まぁ色々言いたいことはあるが、クロノスが言うことは尤もだ。魔王として色々活動するにあたって、仲間及び部下の存在はとても重要になってくるだろう。
「問題はどうやって増やすかだが」
「心配には及ばん。我に考えがある」
お、重要なところではとことん頭が回らないクロノスに珍しく妙案があるらしい。
「おい貴様。今思ったことを正直に言ってみろ。怒ったりなどせんから」
「絶対ウソだね!お前絶対怒る気だろ!」
「ほう?我に怒られるような事を考えておったのか」
「あ、やべっ」
「本当に仲良いね。もう結婚しちゃえば?」
「「断固拒否する!」」
全く同じ反応をする二人を見てカゲツはクスクスと笑っている。
最近……いや、最初会った時からずっとか。
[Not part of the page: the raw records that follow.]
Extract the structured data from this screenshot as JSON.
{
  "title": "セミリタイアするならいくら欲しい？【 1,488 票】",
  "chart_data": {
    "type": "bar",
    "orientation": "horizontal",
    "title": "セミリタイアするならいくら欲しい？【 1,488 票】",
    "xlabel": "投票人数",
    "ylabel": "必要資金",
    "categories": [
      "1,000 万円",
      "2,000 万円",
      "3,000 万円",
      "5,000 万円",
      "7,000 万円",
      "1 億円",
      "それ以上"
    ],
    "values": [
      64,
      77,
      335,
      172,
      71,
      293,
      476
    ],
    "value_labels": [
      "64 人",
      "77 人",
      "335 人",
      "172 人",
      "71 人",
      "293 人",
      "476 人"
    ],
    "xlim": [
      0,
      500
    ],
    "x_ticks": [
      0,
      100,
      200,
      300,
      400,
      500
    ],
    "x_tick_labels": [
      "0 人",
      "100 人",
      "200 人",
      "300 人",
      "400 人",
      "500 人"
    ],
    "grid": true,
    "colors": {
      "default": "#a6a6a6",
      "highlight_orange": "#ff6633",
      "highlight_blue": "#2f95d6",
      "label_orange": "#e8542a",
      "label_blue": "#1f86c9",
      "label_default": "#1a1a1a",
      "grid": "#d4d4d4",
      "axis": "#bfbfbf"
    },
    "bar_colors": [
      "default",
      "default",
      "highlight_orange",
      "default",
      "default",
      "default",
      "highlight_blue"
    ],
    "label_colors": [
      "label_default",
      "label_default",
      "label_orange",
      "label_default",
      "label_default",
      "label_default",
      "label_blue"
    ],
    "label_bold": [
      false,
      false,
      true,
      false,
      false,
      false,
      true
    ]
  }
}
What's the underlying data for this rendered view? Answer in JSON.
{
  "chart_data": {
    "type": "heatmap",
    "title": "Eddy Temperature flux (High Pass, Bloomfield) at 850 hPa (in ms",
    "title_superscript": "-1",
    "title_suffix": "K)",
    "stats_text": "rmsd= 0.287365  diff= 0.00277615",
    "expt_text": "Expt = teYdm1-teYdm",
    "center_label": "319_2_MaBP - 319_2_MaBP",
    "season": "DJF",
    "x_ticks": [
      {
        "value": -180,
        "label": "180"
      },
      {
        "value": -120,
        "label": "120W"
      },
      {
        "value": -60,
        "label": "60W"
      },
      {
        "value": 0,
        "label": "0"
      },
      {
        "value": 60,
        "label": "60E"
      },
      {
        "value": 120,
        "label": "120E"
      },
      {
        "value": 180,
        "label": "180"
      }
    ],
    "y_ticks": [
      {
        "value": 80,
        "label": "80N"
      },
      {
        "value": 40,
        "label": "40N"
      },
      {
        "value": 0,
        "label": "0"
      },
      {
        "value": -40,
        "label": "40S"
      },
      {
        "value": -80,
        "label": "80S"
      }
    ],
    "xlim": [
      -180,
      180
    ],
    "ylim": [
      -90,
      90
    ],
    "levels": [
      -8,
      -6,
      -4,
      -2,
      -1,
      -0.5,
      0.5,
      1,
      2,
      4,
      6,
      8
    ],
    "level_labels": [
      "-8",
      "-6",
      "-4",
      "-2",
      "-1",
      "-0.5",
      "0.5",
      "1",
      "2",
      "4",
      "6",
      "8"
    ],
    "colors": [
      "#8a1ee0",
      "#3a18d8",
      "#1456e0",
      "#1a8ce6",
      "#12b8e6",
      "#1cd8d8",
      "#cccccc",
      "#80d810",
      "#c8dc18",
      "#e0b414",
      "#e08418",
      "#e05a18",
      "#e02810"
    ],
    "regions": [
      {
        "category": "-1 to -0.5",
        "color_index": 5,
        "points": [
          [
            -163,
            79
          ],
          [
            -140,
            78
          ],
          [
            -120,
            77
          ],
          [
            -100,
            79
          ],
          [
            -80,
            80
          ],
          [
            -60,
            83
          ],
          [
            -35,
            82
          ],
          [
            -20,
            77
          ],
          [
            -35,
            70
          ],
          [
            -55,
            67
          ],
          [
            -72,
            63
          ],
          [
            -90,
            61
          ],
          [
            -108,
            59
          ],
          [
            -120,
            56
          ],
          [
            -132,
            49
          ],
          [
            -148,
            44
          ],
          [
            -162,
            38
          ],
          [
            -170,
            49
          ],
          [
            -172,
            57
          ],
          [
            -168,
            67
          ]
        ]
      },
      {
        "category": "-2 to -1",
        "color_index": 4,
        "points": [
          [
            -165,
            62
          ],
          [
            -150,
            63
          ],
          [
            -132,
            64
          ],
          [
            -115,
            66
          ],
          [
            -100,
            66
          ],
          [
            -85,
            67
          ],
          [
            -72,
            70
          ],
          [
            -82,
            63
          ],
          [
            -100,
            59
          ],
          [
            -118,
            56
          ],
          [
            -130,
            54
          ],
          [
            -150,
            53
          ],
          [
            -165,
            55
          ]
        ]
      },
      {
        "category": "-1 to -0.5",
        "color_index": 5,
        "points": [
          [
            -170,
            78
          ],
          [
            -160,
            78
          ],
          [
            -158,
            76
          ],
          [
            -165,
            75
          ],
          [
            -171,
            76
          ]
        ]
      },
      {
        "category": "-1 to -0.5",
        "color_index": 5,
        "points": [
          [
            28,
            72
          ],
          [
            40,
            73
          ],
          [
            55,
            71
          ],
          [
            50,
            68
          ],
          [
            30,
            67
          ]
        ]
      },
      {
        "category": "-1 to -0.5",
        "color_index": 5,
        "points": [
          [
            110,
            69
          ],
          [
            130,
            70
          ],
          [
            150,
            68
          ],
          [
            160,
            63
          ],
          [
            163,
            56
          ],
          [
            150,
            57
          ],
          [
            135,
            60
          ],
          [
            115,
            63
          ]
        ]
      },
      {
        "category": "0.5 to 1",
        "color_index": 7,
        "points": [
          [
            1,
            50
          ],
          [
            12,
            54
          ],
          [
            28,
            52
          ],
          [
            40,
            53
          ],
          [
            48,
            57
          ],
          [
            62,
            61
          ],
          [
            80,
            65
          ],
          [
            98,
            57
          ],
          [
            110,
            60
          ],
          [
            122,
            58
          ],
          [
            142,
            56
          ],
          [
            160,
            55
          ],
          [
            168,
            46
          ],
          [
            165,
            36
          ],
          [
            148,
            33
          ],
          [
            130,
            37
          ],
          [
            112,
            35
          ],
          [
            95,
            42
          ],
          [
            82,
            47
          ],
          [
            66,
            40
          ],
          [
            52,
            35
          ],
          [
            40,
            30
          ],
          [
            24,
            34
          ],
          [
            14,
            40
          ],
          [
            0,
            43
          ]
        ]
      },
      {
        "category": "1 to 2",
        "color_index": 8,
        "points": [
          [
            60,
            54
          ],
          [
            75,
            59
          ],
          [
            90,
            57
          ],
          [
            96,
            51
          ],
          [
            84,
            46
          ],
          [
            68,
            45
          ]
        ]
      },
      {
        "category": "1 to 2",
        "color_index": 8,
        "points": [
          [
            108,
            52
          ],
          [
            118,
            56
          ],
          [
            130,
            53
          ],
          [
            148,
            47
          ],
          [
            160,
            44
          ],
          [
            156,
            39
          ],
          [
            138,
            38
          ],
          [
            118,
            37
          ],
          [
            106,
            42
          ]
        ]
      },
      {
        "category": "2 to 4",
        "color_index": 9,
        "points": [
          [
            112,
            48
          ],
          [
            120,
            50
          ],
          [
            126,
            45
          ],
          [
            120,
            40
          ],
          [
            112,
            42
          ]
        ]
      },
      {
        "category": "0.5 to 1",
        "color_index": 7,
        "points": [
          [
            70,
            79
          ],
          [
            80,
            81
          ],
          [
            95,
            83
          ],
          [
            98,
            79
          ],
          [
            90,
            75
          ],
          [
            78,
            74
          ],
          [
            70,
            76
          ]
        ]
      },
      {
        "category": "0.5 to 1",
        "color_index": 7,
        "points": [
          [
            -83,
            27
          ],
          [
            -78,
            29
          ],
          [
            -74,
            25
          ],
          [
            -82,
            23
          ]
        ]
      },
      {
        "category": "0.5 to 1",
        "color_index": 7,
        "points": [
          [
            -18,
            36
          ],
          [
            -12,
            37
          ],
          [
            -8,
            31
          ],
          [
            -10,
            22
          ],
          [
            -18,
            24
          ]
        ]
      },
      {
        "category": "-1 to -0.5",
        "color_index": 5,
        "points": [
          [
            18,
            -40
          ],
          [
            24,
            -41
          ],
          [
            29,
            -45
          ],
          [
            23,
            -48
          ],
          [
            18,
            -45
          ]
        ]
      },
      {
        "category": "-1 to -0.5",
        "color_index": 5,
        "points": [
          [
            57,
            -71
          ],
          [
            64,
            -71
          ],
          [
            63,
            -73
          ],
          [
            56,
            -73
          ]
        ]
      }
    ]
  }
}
クロノスとは変なところでハモる。
「ま、まぁクロノスくん。君のその考えとやらを聞こうじゃないか」
「そうだな。それはズバリ、我の散っていった同胞たちを復活させ、従わせるというものだ」
「復活?」
「所謂アンデット化だ」
「却下!」
「クロサイテー。ないわ〜。ひくわ〜」
「グッ、何故だ。我はこれ以上無い妙案だと思ったのだが」
「自らアンデットを作り出すとか嫌すぎるわ!しかもそれがお前らの昔の仲間とか趣味悪すぎんだろ!」
「そーだそーだー!」
「我の趣味が悪い……だと……」
なんかクロノスが意気消沈してしまった。さすがに言いすぎただろうか。
……ま、いっか。
「まぁ仲間を集めるのは急務ではないし、ボチボチやっていけばいいだろ」
「じゃあまずは何をしよっか」
「そうだな……あ、そうだ。魔王をやるのなら勇者が必要だよな。ということで勇者を探そうと思う」
「勇者……」
「お前がやるのはナシだぞ」
「うぐっ」
そんなにキラキラと期待の眼差しを向けておいて、バレない訳が無い。
「じゃあ私は何をすればいいの?魔王はルーちゃんがやるし」
「そうだな。勇者探しと仲間探しは並行して行う予定だが、勇者を探すと言っても情報が足りない」
「つまり?」
「つまり、だ。カゲツにはたくさんの情報が入ってくるような立場になってもらいたい」
「情報が入ってくるって、商人でもやればいいの?」
商人?なんの知識もないカゲツが商人として成功できるとはとても思えない。
ハッキリ言おう、やるだけ無駄だと。故にカゲツに商人をやらせるつもりなど毛頭ない。
「いや、カゲツには冒険者になってもらう」
「冒険者?」
「そうだ。お前の戦闘力を活かせるし、有名になれば色んな人とコネクションが持てるだろう。冒険者がよくある異世界モノであるようなものであるのなら、だがな」
「その手があったか!私も冒険者に興味あったし、早速行ってきまーす!」
「その眼は使うなよ」
今にも近くの街に飛び出そうとするカゲツの背中にそう言うと、カゲツはピタリと動きを止めて振り返った。
「なんで?」
「カゲツがあまり力を示しすぎると、勇者の代わりに俺と戦う羽目になるぞ」
「あぁ〜確かに、人間ならそうするよね。私もルーちゃんを倒すのはやだしなぁ」
「ならば魔眼は隠し、魔力の使用は必要最低限だ」
「うん」
「よし、行ってこい!」
「行ってきます!」
よし、カゲツが行った。あとは俺も行動をしなくては。
……っとその前に
「おいクロノス。いつまでそうしているつもりだ。俺たちも行動を開始するぞ」
「あ、あぁ。すまない、少し、ほんの少し、大分少しショックだっただけだ。もう、大丈夫だ」
クロノスに声をかけると、クロノスは幽鬼のように虚ろな顔で立ち上がった。
……本当にコイツ、大丈夫なのだろうか。